„Water Sports“, Karol Tymiński ©Katarzyna Szugajew

Aquaphile Transgression

Als Teil des Festivals OPEN SPACES – Laughing & Loving inszeniert Karol Tymiński mit „Water Sports“ eine erotische Intensitätszone des Ekstatischen, in der die Grenze zwischen organischer und anorganischer Lust überschritten wird.

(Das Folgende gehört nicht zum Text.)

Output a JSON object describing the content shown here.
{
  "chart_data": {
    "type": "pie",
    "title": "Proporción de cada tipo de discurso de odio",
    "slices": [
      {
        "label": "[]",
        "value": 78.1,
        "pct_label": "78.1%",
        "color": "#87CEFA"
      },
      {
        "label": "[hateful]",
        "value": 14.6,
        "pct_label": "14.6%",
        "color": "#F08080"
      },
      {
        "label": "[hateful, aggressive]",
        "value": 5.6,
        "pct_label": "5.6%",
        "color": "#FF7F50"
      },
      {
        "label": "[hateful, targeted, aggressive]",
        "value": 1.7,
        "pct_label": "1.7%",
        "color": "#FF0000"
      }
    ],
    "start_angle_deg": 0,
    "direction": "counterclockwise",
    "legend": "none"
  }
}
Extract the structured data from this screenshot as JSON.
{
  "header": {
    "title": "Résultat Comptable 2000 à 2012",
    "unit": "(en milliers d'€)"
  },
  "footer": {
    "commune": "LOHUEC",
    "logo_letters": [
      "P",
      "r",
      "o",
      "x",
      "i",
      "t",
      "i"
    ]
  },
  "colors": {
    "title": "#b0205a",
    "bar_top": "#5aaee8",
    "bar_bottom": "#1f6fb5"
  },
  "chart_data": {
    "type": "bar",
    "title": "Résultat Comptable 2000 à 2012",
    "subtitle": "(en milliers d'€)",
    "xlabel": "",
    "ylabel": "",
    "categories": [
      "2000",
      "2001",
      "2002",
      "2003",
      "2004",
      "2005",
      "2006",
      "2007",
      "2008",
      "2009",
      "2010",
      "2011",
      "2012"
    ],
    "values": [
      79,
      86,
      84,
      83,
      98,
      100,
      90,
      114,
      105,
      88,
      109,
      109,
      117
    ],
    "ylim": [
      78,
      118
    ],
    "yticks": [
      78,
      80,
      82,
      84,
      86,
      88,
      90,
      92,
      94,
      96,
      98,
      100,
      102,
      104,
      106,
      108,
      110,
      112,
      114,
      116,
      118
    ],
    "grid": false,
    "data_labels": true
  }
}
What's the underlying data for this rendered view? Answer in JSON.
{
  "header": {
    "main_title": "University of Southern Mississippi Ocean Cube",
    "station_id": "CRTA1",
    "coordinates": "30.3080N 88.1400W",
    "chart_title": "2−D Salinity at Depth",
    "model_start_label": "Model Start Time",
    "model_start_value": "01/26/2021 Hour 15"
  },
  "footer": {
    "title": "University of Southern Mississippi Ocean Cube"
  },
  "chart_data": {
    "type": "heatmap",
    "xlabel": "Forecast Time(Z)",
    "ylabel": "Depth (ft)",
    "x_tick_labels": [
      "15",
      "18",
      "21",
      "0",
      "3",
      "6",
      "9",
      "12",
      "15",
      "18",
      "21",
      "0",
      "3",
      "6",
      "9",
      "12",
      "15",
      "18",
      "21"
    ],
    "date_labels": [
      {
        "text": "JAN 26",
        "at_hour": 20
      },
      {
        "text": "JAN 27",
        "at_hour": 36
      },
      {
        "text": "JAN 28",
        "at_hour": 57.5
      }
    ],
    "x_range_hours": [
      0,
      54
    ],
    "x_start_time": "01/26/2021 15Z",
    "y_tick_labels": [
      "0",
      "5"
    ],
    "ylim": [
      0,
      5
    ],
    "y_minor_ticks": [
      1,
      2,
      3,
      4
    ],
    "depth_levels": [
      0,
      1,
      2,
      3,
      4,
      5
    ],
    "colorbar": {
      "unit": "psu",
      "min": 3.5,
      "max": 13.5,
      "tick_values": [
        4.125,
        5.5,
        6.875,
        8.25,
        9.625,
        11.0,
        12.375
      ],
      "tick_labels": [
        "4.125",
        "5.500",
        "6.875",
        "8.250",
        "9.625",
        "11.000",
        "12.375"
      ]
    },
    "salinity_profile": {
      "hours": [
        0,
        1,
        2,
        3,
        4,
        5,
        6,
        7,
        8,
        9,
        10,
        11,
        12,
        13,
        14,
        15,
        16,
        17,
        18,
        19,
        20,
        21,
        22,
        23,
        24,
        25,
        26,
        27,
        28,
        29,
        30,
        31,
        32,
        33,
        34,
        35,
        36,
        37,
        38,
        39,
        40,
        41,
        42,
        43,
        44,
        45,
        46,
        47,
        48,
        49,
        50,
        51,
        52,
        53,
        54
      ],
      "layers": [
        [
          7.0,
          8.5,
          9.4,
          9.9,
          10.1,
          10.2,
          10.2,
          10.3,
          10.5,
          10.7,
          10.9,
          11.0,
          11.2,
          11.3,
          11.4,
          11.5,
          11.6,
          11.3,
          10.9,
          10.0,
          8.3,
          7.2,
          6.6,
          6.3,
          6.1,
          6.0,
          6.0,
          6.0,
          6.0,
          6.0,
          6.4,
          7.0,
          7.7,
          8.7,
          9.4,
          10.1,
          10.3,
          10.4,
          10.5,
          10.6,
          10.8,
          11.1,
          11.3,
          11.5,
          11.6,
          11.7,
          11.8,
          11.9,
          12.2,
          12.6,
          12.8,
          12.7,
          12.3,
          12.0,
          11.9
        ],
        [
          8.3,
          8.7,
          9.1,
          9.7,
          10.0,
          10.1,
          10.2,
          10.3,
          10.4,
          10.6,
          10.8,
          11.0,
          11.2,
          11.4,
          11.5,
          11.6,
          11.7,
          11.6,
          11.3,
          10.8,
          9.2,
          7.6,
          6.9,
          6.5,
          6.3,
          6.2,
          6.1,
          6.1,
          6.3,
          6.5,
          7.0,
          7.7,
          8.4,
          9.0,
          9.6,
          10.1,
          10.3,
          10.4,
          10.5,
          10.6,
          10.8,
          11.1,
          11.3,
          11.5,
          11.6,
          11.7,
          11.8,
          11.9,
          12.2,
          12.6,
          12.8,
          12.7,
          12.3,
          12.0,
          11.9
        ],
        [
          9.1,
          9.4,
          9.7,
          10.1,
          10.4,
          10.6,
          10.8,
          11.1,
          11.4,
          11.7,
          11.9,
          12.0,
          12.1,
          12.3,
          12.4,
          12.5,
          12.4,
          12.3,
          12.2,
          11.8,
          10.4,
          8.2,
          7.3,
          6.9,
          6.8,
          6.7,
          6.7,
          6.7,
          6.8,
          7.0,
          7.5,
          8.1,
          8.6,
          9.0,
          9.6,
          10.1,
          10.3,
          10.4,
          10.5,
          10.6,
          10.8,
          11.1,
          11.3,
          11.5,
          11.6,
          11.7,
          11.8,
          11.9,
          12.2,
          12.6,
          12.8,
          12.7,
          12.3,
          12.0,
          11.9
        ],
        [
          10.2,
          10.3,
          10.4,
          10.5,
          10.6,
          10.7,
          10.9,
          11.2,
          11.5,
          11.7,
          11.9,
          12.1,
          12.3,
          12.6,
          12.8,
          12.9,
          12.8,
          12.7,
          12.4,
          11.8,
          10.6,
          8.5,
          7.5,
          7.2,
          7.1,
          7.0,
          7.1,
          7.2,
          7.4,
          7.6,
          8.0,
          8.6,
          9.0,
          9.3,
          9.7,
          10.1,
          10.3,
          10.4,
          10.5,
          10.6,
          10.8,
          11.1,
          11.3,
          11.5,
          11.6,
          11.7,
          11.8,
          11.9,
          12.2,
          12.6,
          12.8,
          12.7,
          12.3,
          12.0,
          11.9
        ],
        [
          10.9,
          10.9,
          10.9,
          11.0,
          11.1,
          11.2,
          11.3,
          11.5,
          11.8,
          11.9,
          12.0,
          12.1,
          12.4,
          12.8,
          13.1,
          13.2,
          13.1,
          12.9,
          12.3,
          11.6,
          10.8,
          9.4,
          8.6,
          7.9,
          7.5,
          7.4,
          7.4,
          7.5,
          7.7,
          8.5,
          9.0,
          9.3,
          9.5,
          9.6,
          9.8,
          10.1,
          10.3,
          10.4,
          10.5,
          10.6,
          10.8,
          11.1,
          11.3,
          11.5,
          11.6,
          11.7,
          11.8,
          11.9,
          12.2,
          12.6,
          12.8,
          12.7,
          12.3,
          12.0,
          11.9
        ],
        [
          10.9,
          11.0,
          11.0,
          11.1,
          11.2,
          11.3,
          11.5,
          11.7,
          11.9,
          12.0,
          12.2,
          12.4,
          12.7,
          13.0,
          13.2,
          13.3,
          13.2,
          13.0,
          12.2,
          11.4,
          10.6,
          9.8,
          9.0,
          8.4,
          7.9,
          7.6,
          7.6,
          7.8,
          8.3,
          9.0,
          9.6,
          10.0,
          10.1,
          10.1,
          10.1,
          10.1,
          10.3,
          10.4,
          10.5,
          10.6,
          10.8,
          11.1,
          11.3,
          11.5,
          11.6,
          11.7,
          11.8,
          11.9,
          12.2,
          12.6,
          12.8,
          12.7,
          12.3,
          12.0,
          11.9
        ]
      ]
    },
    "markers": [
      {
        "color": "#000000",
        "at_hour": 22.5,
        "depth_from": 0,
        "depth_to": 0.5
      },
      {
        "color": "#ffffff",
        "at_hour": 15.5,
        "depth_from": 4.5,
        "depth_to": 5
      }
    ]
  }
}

Schwüle, dumpfe Hitze erfüllt das Studio 14 in den Uferstudios. Der leicht modrige, jodgetränkte Geruch von Seetang schwebt in der Luft. Drei Körper liegen leblos zwischen mit Wasser, mit Seetang oder mit blutig-roter Flüssigkeit aufgeblasenen Kondomen, vereinzelten Ästen und Gestrüpp in einem flachen Pool, der den Bühnenboden bildet. Was anfangs als lebloses Treibgut erscheint, versetzt sich nun langsam in Bewegung. Zunächst träge und schwerfällig, aber zunehmend aktiver und wacher werdende Körper versuchen sich gegenseitig anzuheben und zu halten, aber rutschen aus, fallen hin, geraten ins Stolpern, fangen sich wieder auf und klatschen ins Wasser, das umher spritzt und Wellen schlägt. Wenn sie durch das knöcheltiefe Wasser schlittern und sich aneinander schmiegen, erinnert die glibberig glitschige Konsistenz der Blasengebilde an Organismen. Ich spüre, wie die Schwüle im Raum mir zu Kopf steigt, die eisige Kälte von draußen ist vergessen.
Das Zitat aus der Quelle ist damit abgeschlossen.